Computational correction of copy number effect improves specificity of CRISPR–Cas9 essentiality screens in cancer cells
Jaime J Chang, Robin M Meyers, Zohra Kalani, Jesse S Boehm, Michael Okamoto, Meghan R Wyatt, Guozhi Jiang, Victor A Zhivich, Rakela Lubonja, William F Harrington, Amy Goodale, Kimberly Stegmaier, Sasha Pantel, Han Xu, Derek C Hawes, Levi D Ali, Jordan G Bryan, Aviad Tsherniak, Francisca Vazquez, Matthew Strickland, Glenn S Cowley, Phillip G Montgomery, James M McFarland, Ting Wu, Ann E Sizemore, Todd R Golub, David E Root, William C Hahn, Neekesh V Dharia, Barbara A Weir
The CRISPR–Cas9 system has revolutionized gene editing both at single genes and in multiplexed loss-of-function screens, thus enabling precise genome-scale identification of genes essential for proliferation and survival of cancer cells1,2. However, previous studies have reported that a gene-independent antiproliferative effect of Cas9-mediated DNA cleavage confounds such measurement of genetic dependency, thereby leading to false-positive results in copy number–amplified regions3,4. We developed CERES, a computational method to estimate gene-dependency levels from CRISPR–Cas9 essentiality screens while accounting for the copy number–specific effect.
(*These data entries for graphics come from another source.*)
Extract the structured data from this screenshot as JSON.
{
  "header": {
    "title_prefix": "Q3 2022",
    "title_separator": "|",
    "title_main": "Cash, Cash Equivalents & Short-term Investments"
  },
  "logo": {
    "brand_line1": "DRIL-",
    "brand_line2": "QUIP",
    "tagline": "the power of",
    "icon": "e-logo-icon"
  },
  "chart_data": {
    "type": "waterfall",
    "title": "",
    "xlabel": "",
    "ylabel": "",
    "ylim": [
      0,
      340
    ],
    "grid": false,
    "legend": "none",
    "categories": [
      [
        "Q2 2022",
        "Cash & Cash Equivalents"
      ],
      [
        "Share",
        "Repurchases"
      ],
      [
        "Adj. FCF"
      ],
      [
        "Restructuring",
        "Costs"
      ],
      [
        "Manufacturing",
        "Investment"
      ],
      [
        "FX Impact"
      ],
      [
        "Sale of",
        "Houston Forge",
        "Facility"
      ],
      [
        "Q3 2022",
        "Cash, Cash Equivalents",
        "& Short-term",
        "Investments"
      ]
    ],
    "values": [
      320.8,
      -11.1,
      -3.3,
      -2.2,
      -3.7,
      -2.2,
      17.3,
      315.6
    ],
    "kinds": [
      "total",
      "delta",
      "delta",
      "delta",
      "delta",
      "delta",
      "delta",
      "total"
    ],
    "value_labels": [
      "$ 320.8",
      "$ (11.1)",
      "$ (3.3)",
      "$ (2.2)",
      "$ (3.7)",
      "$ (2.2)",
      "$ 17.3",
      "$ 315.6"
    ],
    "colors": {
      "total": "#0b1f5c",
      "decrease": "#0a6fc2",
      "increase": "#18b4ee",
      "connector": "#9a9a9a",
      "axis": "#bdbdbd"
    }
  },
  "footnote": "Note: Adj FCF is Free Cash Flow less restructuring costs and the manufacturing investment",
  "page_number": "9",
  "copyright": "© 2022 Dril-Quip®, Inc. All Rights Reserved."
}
In our efforts to define a cancer dependency map, we performed genome-scale CRISPR–Cas9 essentiality screens across 342 cancer cell lines and applied CERES to this data set. We found that CERES decreased false-positive results and estimated sgRNA activity for both this data set and previously published screens performed with different sgRNA libraries. We further demonstrate the utility of this collection of screens, after CERES correction, for identifying cancer-type-specific vulnerabilities.